Just reached 31 weeks yesterday. 6 weeks until I'm considered officially full term. 9 weeks to my due date. HOLY. MOLY.
I am feeling LARGE AND IN CHARGE, these days. Okay, maybe not really in charge. Mostly just large. I feel like just suddenly I am feeling so much more movement...sometimes it's constant. And I'm trying to figure out how I can possibly grow any bigger and what THOSE movements will feel like. But, it most certainly will happen--not too long from now.
Cory and I attended our first birthing class last night. I really liked the instructor. It was a small, and pretty quiet group. Learned a few new things, and practiced some relaxation and coping techniques for labor. Best part--the 10 minute massage I got from Cory!
I was talking to an acquaintance the other day, and she was telling me that she was chatting with another mutual acquaintance as they were out walking one afternoon. They were talking about pregnancy. The subject of weight gain and diet/nutrition during pregnancy seemed to be the general topic, and this person was saying that you choose how easy you make it during pregnancy--that you are in control and that you just decide that "this is how I'm going to eat", and you can be in control of your body. Now, I want to say that I wasn't there for the conversation, so maybe I'm speaking out of context. But the way the conversation was relayed to me was that the tone came across as "I just don't see why this is an issue for people--you are in control of what you do". The thing I find most funny about these statements is that this particular person has never been through pregnancy. It came across to me like they were stating these things as facts. But really--COME ON! How can you know? You can't. Don't be dumb. I remember thinking before I became pregnant that I would be resolute in eating as healthily as possible and would keep my weight gain down. But wow--my cravings and aversions sent me in the complete opposite direction. And though I certainly could have made better choices...my hunger and the things that didn't make me want to toss my cookies were completely beyond personal choice. My body has been doing most of the choosing. I probably took the conversation a bit personally...I'll admit that. But I am fairly certain the conversation came about because of me. I can't know for sure, but have good reason to suspect. I'm not shocked that these comments came from this particular person. It's just so silly, is all.
I'm feeling better about my eating habits these days though. I've been much better about portion control, and eating smaller, more frequent meals to keep my hunger at bay. At my last visit with the midwife on Monday, I had only gained 1.5 pounds over the last 4 weeks. That is a huge improvement over the previous 28 weeks! I'm working hard at maintaining a much lower/stable gain through the end of my pregnancy. Partially because I don't want to have to work so hard to lose it after the baby. But, mostly I don't want to increase my pregnancy risk factors. I am a low risk pregnancy, but I want to ensure the baby, and labor/delivery have the best chance of a healthy outcome! It helps that the nausea has mostly stopped!

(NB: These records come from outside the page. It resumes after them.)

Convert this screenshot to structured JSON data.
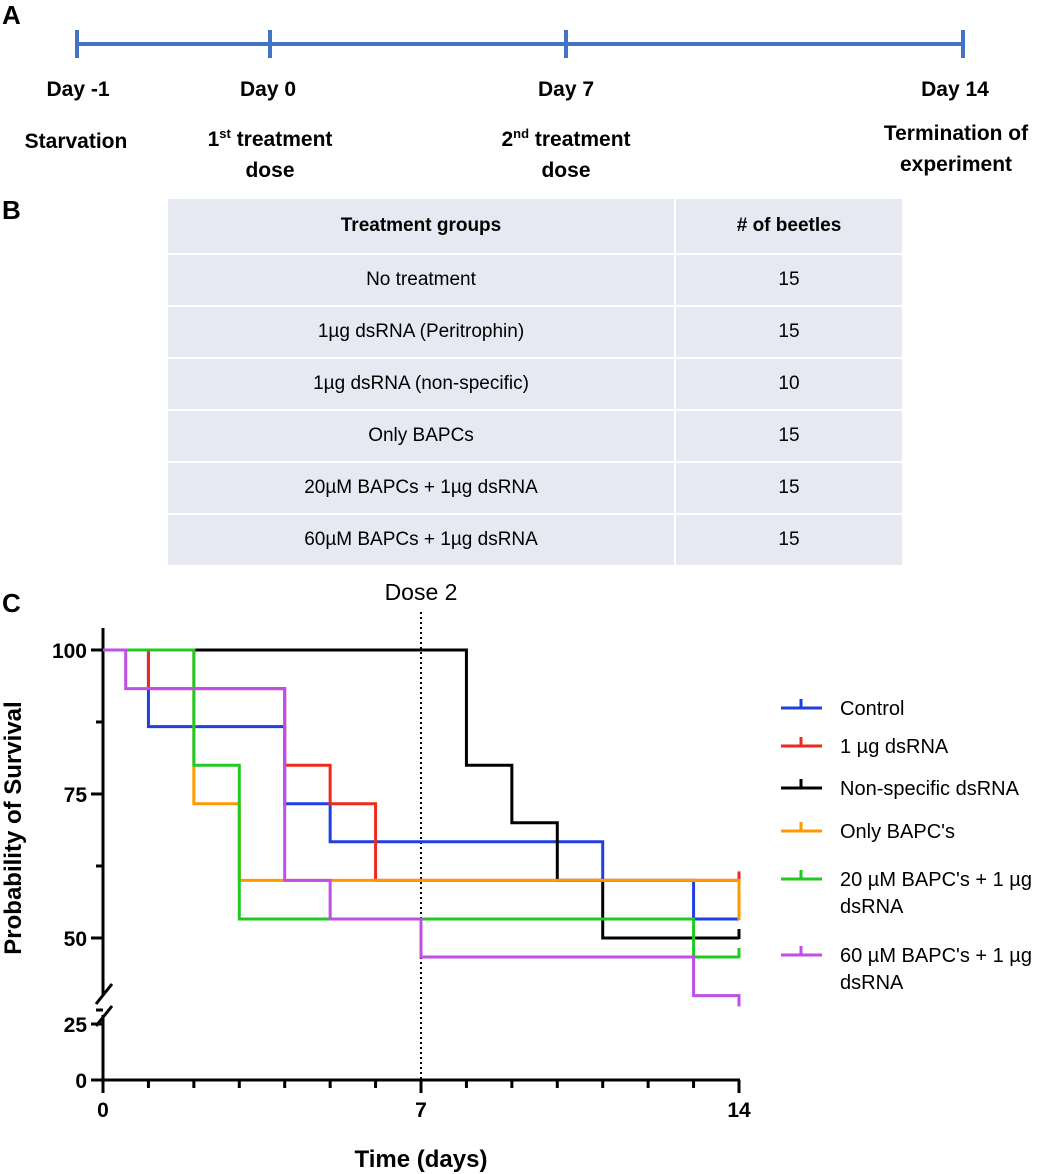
{
  "panels": {
    "a": "A",
    "b": "B",
    "c": "C"
  },
  "timeline": {
    "color": "#4472c4",
    "days": [
      {
        "day": -1,
        "label": "Day -1",
        "event": "Starvation",
        "sup": "",
        "event2": ""
      },
      {
        "day": 0,
        "label": "Day 0",
        "event": "1",
        "sup": "st",
        "event2": " treatment dose"
      },
      {
        "day": 7,
        "label": "Day 7",
        "event": "2",
        "sup": "nd",
        "event2": " treatment dose"
      },
      {
        "day": 14,
        "label": "Day 14",
        "event": "Termination of experiment",
        "sup": "",
        "event2": ""
      }
    ]
  },
  "table": {
    "headers": [
      "Treatment groups",
      "# of beetles"
    ],
    "rows": [
      [
        "No treatment",
        "15"
      ],
      [
        "1µg dsRNA (Peritrophin)",
        "15"
      ],
      [
        "1µg dsRNA (non-specific)",
        "10"
      ],
      [
        "Only BAPCs",
        "15"
      ],
      [
        "20µM BAPCs + 1µg dsRNA",
        "15"
      ],
      [
        "60µM BAPCs + 1µg dsRNA",
        "15"
      ]
    ]
  },
  "chart_data": {
    "type": "line",
    "subtype": "step-survival",
    "title": "",
    "xlabel": "Time (days)",
    "ylabel": "Probability of Survival",
    "xlim": [
      0,
      14
    ],
    "xticks": [
      0,
      7,
      14
    ],
    "yticks": [
      0,
      25,
      50,
      75,
      100
    ],
    "ylim_upper_segment": [
      35,
      100
    ],
    "ylim_lower_segment": [
      0,
      25
    ],
    "axis_break": true,
    "annotation": {
      "text": "Dose 2",
      "x": 7,
      "style": "dotted vertical line"
    },
    "legend_position": "right",
    "series": [
      {
        "name": "Control",
        "color": "#1f3fe0",
        "x": [
          0,
          1,
          4,
          5,
          11,
          13,
          14
        ],
        "y": [
          100,
          86.7,
          73.3,
          66.7,
          60,
          53.3,
          53.3
        ]
      },
      {
        "name": " 1 µg dsRNA",
        "color": "#ee2a1c",
        "x": [
          0,
          1,
          4,
          5,
          6,
          14
        ],
        "y": [
          100,
          93.3,
          80,
          73.3,
          60,
          60
        ]
      },
      {
        "name": "Non-specific dsRNA",
        "color": "#000000",
        "x": [
          0,
          8,
          9,
          10,
          11,
          14
        ],
        "y": [
          100,
          80,
          70,
          60,
          50,
          50
        ]
      },
      {
        "name": "Only BAPC's",
        "color": "#ff9900",
        "x": [
          0,
          2,
          3,
          14
        ],
        "y": [
          100,
          73.3,
          60,
          53.3
        ]
      },
      {
        "name": "20 µM BAPC's + 1 µg dsRNA",
        "color": "#22c922",
        "x": [
          0,
          2,
          3,
          13,
          14
        ],
        "y": [
          100,
          80,
          53.3,
          46.7,
          46.7
        ]
      },
      {
        "name": "60 µM BAPC's + 1 µg dsRNA",
        "color": "#bf4fe6",
        "x": [
          0,
          0.5,
          4,
          5,
          7,
          13,
          14
        ],
        "y": [
          100,
          93.3,
          60,
          53.3,
          46.7,
          40,
          33.3
        ]
      }
    ]
  }
}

Next appointment is in two weeks--it sounds like I will probably need to have one more ultrasound. TMI ALERT--Again with my major weight loss--the extra skin I have makes it difficult to tell the exact position and estimate the weight of the baby, so Sally (our Midwife) would like me to have another. That makes me wonder though how it will be when I go into labor. Babies can still twist themselves around...so will they be able to tell position at that point to know that baby girl Calhoun is in good position to deliver naturally? I'll have to ask that question next time.
Speaking of food...HUNGRY. Time for lunch! What's going on in your lives??????????